The brute force method involves sorting both strings and comparing them. If the sorted strings are equal, we can conclude that they are valid anagrams.

function isAnagram(s, t) { 
  return s.split('').sort().join('') === t.split('').sort().join(''); 
}


Explanation:

  1. We convert both s and t to arrays of characters using split('').
  2. We sort the character arrays using sort(). This rearranges the characters in alphabetical order.
  3. We convert the sorted arrays back to strings using join('').
  4. Finally, we compare the sorted strings with ===.
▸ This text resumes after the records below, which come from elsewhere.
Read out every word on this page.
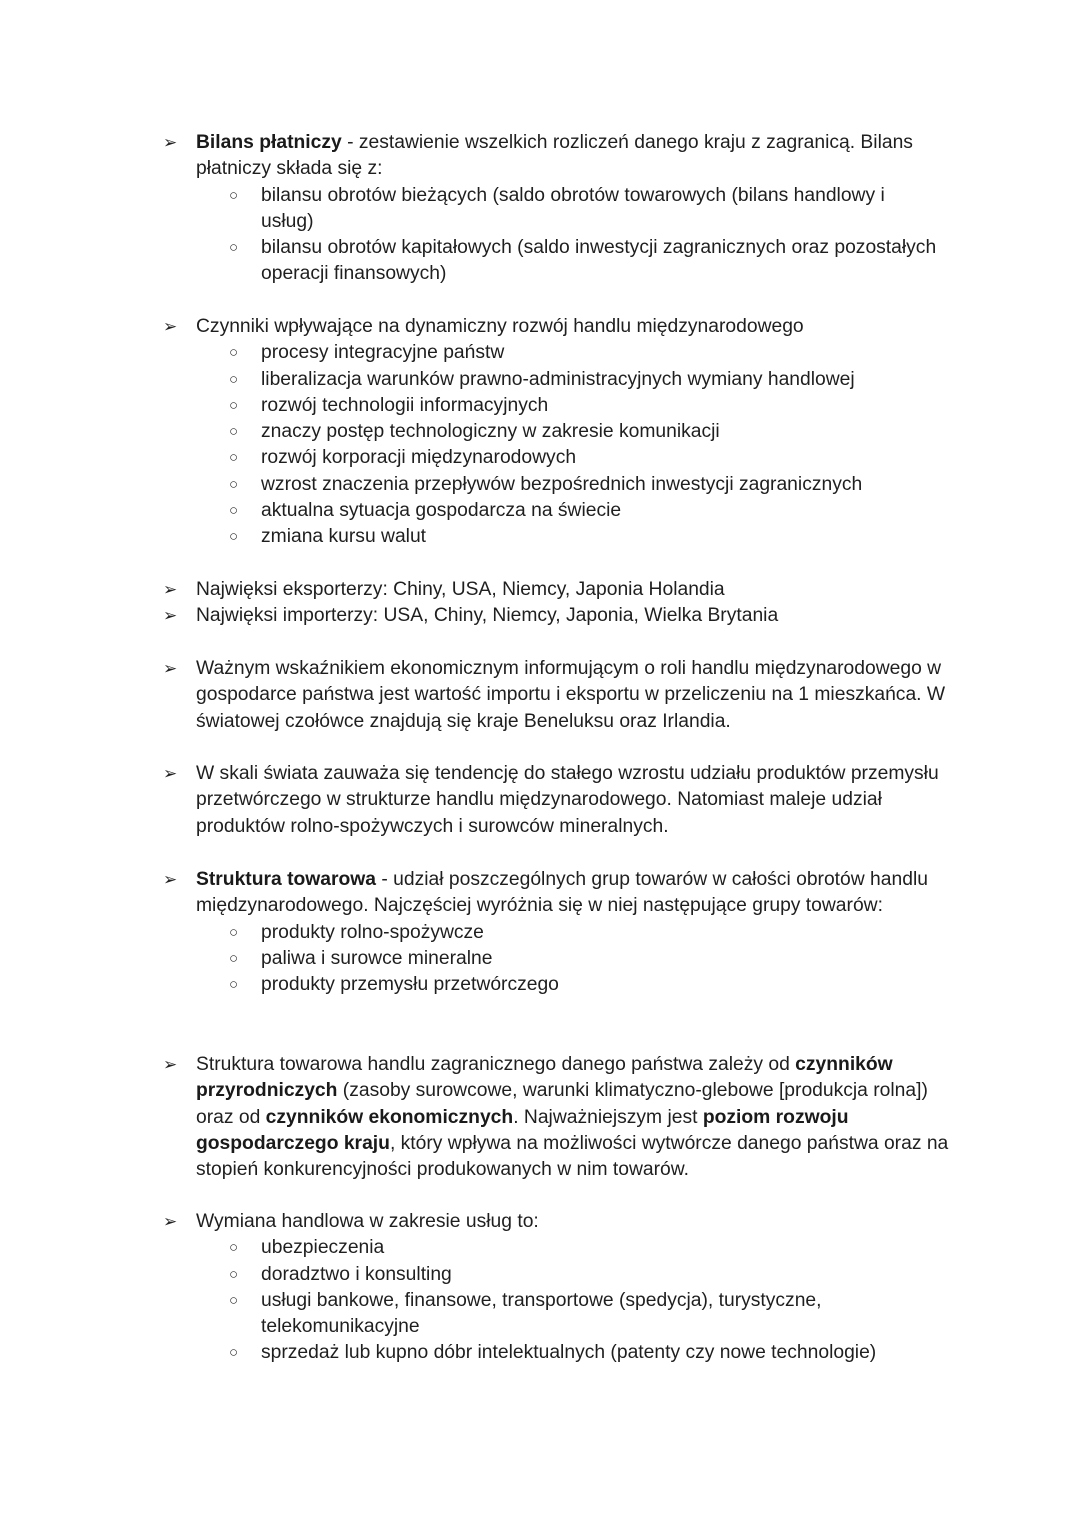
➢ Bilans płatniczy - zestawienie wszelkich rozliczeń danego kraju z zagranicą. Bilans płatniczy składa się z:
○ bilansu obrotów bieżących (saldo obrotów towarowych (bilans handlowy i usług)
○ bilansu obrotów kapitałowych (saldo inwestycji zagranicznych oraz pozostałych operacji finansowych)
➢ Czynniki wpływające na dynamiczny rozwój handlu międzynarodowego
○ procesy integracyjne państw
○ liberalizacja warunków prawno-administracyjnych wymiany handlowej
○ rozwój technologii informacyjnych
○ znaczy postęp technologiczny w zakresie komunikacji
○ rozwój korporacji międzynarodowych
○ wzrost znaczenia przepływów bezpośrednich inwestycji zagranicznych
○ aktualna sytuacja gospodarcza na świecie
○ zmiana kursu walut
➢ Najwięksi eksporterzy: Chiny, USA, Niemcy, Japonia Holandia
➢ Najwięksi importerzy: USA, Chiny, Niemcy, Japonia, Wielka Brytania
➢ Ważnym wskaźnikiem ekonomicznym informującym o roli handlu międzynarodowego w gospodarce państwa jest wartość importu i eksportu w przeliczeniu na 1 mieszkańca. W światowej czołówce znajdują się kraje Beneluksu oraz Irlandia.
➢ W skali świata zauważa się tendencję do stałego wzrostu udziału produktów przemysłu przetwórczego w strukturze handlu międzynarodowego. Natomiast maleje udział produktów rolno-spożywczych i surowców mineralnych.
➢ Struktura towarowa - udział poszczególnych grup towarów w całości obrotów handlu międzynarodowego. Najczęściej wyróżnia się w niej następujące grupy towarów:
○ produkty rolno-spożywcze
○ paliwa i surowce mineralne
○ produkty przemysłu przetwórczego
➢ Struktura towarowa handlu zagranicznego danego państwa zależy od czynników przyrodniczych (zasoby surowcowe, warunki klimatyczno-glebowe [produkcja rolna]) oraz od czynników ekonomicznych. Najważniejszym jest poziom rozwoju gospodarczego kraju, który wpływa na możliwości wytwórcze danego państwa oraz na stopień konkurencyjności produkowanych w nim towarów.
➢ Wymiana handlowa w zakresie usług to:
○ ubezpieczenia
○ doradztwo i konsulting
○ usługi bankowe, finansowe, transportowe (spedycja), turystyczne, telekomunikacyjne
○ sprzedaż lub kupno dóbr intelektualnych (patenty czy nowe technologie)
  • Time Complexity: O(n log n) - Sorting dominates here, leading to O(n log n) time complexity, where n is the length of the strings.
  • Space Complexity: O(1) - We use built-in methods without creating additional data structures, resulting in O(1) space complexity.



Optimized Approach


While sorting works, it can be inefficient for large strings.The optimized approach utilizes a hashmap-like object to store the frequency of characters in one string and then checks if the second string matches the frequency of characters in the hashmap, Here's the improved code:


function isAnagram(s, t) {
  if (s.length !== t.length) {
    return false; // Different lengths cannot be anagrams
  }

  const charCount = {};
  for (const char of s) {
    charCount[char] = (charCount[char] || 0) + 1; // Increment count for characters in s
  }

  for (const char of t) {
    if (!charCount[char] || charCount[char] === 0) {
      return false; // Missing characters in t
    }
    charCount[char]--; // Decrement count for characters in t
  }

  return true; // All characters matched
}


Explanation:

  1. We check if the lengths of s and t are different. If so, they cannot be anagrams, and we return false.
  2. We create an object charCount to store frequency counts of characters in s.
  3. We iterate through each character char in s:
  • If char exists in charCount, we increment its count by 1.
  • Otherwise, we initialize charCount[char] to 1.
  1. We iterate through each character char in t:
  • If char doesn't exist in charCount or its count is 0, it means that t has characters missing from s. We return false.
  • Otherwise, we decrement charCount[char].
  1. If we reach this point, it means all characters from t have matching frequencies in s. We return true.


  • Time Complexity: O(n) - We iterate through both strings once, leading to O(n) time complexity.
  • Space Complexity: O(n) - We create the charCount object to store frequency counts, resulting in O(n) space complexity.